C) Politique industrielle de défense

 

    La politique industrielle n’a pas de définition unanimement reconnue, mais peut être décrite comme une politique de soutien émanant des pouvoirs publics en direction des industries, afin d’améliorer leur compétitivité24 pour garantir aux armées qu'elles disposeront d'un fournisseur national capable de livrer des matériels au niveau de performance optimal, participant à l’autonomie stratégique de la France. Elle peut être verticale et directe avec des subventions ou la détention de parts de l’entreprise, ou horizontale et indirecte, en s’occupant de l’environnement des entreprises, par exemple stimuler la R&D par des crédits d’impôts spécifiques. Des définitions plus précises liées à un modèle centralisateur font état du besoin de promouvoir certains secteurs, sélectionnés par les décideurs publics et qui méritent des interventions publiques pour des raisons d’indépendance nationale, d’autonomie technologique, ou encore de faillite de l’initiative privée. Au niveau européen, ces « aides d’État » sont décrites dans l’article 107 du Traité sur le fonctionnement de l’Union européenne (TFUE) et sont autorisées au cas par cas, en fonction de critères cumulatifs, à partir du moment où elles ne faussent pas la concurrence.

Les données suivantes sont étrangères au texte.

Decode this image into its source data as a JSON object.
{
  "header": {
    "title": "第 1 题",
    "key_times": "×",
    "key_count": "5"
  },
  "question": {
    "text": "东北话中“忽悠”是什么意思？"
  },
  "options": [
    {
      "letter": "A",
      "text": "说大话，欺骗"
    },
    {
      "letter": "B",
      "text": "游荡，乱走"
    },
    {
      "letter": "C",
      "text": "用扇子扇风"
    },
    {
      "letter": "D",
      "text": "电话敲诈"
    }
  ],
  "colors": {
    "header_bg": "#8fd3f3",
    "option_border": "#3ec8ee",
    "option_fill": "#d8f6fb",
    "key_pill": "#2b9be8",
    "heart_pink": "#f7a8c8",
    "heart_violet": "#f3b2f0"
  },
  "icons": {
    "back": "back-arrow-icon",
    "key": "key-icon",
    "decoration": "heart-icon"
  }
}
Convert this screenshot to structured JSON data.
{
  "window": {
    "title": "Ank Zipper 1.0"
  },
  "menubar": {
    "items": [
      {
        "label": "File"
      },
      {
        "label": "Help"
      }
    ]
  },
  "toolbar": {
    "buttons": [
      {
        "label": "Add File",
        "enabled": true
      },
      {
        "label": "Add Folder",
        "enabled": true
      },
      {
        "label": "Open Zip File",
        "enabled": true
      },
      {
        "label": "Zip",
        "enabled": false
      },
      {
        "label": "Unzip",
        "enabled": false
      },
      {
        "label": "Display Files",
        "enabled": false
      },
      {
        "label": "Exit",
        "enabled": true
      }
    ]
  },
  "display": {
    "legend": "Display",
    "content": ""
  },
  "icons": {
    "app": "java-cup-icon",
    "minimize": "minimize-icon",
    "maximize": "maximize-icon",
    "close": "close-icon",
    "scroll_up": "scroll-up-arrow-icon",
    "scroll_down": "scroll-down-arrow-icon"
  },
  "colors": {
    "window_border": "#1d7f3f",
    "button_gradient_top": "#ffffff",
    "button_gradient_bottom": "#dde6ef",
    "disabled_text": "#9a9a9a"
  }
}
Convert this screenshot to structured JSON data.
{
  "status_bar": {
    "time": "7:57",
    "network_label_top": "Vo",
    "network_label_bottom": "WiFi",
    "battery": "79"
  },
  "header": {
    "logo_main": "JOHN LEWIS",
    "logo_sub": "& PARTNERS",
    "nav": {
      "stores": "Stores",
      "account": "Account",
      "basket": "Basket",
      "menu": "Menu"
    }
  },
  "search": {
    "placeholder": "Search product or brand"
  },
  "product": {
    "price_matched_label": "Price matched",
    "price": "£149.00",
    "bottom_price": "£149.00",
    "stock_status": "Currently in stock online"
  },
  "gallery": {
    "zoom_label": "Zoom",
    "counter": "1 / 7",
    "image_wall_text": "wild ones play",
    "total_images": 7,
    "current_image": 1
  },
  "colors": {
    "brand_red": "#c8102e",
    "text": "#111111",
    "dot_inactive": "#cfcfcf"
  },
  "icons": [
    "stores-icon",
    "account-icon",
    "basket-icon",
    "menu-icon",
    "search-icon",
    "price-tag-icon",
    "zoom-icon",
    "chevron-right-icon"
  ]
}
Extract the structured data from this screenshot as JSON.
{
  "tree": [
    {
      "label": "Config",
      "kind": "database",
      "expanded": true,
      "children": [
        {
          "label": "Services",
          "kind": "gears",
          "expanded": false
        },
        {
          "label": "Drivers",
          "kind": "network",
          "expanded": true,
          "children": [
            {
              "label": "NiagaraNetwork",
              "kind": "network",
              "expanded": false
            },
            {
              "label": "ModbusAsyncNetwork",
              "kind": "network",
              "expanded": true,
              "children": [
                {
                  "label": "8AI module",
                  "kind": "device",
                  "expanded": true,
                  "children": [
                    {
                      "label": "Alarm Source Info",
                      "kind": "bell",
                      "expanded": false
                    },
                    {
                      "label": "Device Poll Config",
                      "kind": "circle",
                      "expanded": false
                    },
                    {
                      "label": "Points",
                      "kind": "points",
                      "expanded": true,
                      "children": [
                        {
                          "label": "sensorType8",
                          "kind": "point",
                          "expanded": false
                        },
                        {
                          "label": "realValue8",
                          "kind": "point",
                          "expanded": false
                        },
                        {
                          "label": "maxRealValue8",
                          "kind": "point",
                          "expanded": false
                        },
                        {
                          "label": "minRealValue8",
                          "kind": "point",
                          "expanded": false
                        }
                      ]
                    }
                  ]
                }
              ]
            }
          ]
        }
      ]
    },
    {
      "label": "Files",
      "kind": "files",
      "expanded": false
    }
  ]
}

Plus précisément, pour la défense, l’article 346 ajoute : « tout État membre peut prendre les mesures qu'il estime nécessaires à la protection des intérêts essentiels de sa sécurité et qui se rapportent à la production ou au commerce d'armes, de munitions et de matériel de guerre ». Le dernier rapport de France Stratégie de 2020 précise à ce titre que la France assume sa politique industrielle, malgré son aspect controversé, et souligne le retour de celle-ci à travers le monde et le fait que la plupart des pays assument désormais ce type de politique. 

   Comme nous l’avons vu plus haut, le ministère de la Défense est chargé « de la politique industrielle et de recherche et de la politique sociale propres au secteur de la défense », élaborée par le délégué général pour l’Armement. La mise en place de cette politique industrielle est justifiée par le besoin de « capacités technologiques et industrielles nécessaires à la défense ». L’organisation de la BITD a en effet reposé historiquement, en France comme ailleurs, sur l’implication des pouvoirs publics à différents niveaux pour garantir une politique industrielle souveraine, dans l’objectif d’assurer l’autonomie stratégique du pays. Celle-ci repose notamment sur des équipements souverains, des technologies de pointe et le maintien de compétences et de savoir-faire nationaux : il faut ainsi développer la recherche et stimuler l’innovation afin de s’assurer de la maîtrise des technologies-clés permettant d’obtenir et de maintenir dans le temps les capacités nécessaires aux forces armées pour assurer leur mission de défense. 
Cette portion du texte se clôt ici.